I’m aware of trends but seldom on trend. True crime podcasting seems to have taken over the world – but since I’ve never taken to true crime and don’t listen to podcasts, that one has pretty much passed me by. Before that, I remember a turn to domestic noir – which was fascinating in the abstract, but so uncomfortable to read. Even in the case of really gripping examples, I struggled with the claustrophobia, paranoia and women in peril narratives. I’m probably more in tune with what might be the biggest trend since the pandemic: the resurgence of ‘cosy’ crime. The TV manifestation of this is my go-to end of day viewing – which perhaps says more about the state I’m in by the end of the working day than the quality of the shows (no, I’m not naming names). On the page, I think historical crime fiction is a well-established trend and one that’s only going to grow in popularity. Aside from its advantages in evading technological short cuts (ah, the curse of the mobile phone), the past – even the murderous and bloody past – feels a more reassuring space to occupy than the present. Perhaps for the same reason, my reading has been going backwards, catching up with some books I should have read years ago. Most recently, that’s been Frances Iles’s Malice Aforethought, and Dorothy B. Hughes’s In a Lonely Place – amazing book, even if it is full of all the things I said I didn’t like! And, finally, I’ve been reading some of Percival Everett’s genre-defying fiction: Assumption and The Trees. He manages to be both funny and disturbing, and both books have really stayed with me.
3. Which book(s) do you find yourself returning to most often?
Oh, lots of books… or perhaps, more appropriately, lots of series. I re-read crime for work, not for pleasure, but I love a new book in a series. Just as people used to want a Christie for Christmas, I’ve spent decades anticipating a festive Rebus. So, the slowing down of production at the Rankin factory has been a blow to my relaxation. I’m also struggling with the lack of new instalments in Abir Mukherjee’s Wyndham and Bannerjee series, Mick Herron’s Slough House, and Val McDermid’s Karen Pirie series. The list could go on. In terms of rereading, though, I am constantly amazed by the brilliance of Maj Sjöwall and Per Wahlöö’s The Laughing Policeman. Its absurdist humour, its social critique, and its playful deconstruction of the form: all constantly surprising. Otherwise, when I want prose that makes me smile, I read Raymond Chandler and when I want a comfort blanket, I read Agatha Christie. Her best books are satisfying even if you know exactly who did what to whom. Re-reading allows you to revel in the process of being seamlessly manipulated, admire the deftness of her character sketches and enjoy the dry humour that underpins so much of what she writes.
4. What is your best piece of advice for emerging scholars in the field?
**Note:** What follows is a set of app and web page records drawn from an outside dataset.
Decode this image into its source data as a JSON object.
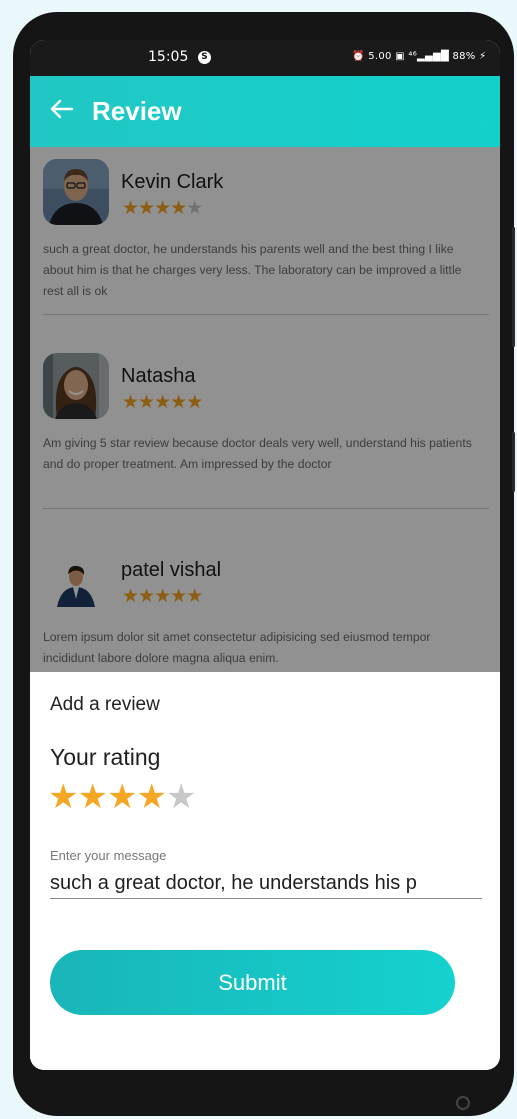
{
  "status_bar": {
    "time": "15:05",
    "notification_badge": "S",
    "icons_text": "⏰ 5.00 ▣ ⁴⁶▂▄▆█ 88% ⚡"
  },
  "app_bar": {
    "title": "Review",
    "back_icon": "arrow-left-icon"
  },
  "reviews": [
    {
      "name": "Kevin Clark",
      "rating": 4,
      "max_rating": 5,
      "text": "such a great doctor, he understands his parents well and the best thing I like about him is that he charges very less. The laboratory can be improved a little rest all is ok"
    },
    {
      "name": "Natasha",
      "rating": 5,
      "max_rating": 5,
      "text": "Am giving 5 star review because doctor deals very well, understand his patients and do proper treatment. Am impressed by the doctor"
    },
    {
      "name": "patel vishal",
      "rating": 5,
      "max_rating": 5,
      "text": "Lorem ipsum dolor sit amet consectetur adipisicing sed eiusmod tempor incididunt labore dolore magna aliqua enim."
    }
  ],
  "add_review": {
    "title": "Add a review",
    "rating_label": "Your rating",
    "rating": 4,
    "max_rating": 5,
    "message_label": "Enter your message",
    "message_value": "such a great doctor, he understands his p",
    "submit_label": "Submit"
  },
  "colors": {
    "accent": "#14cfca",
    "star_filled": "#f5a623",
    "star_empty": "#c8c8c8"
  }
}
Argh. That’s difficult, especially given the current pressures on academia. But the genre is still a space of huge critical potential, with so much space for new scholarship through, for example, transnational comparisons and new historical work that complicates our understanding of the genre and its readership. So, I wonder whether the best advice I can muster is keep pushing the boundaries and embrace unexpected bedfellows? Crime writing invites interdisciplinary approaches – conversations with film, history, psychology, gender studies – but it also flourishes in dialogue with modernism, middlebrow writing, gothic studies, and a whole raft of theoretical approaches. Build a supple CV in a horribly constrained and difficult employment environment by illustrating the wide-ranging disciplinary value, and critical adaptability, of crime fiction studies.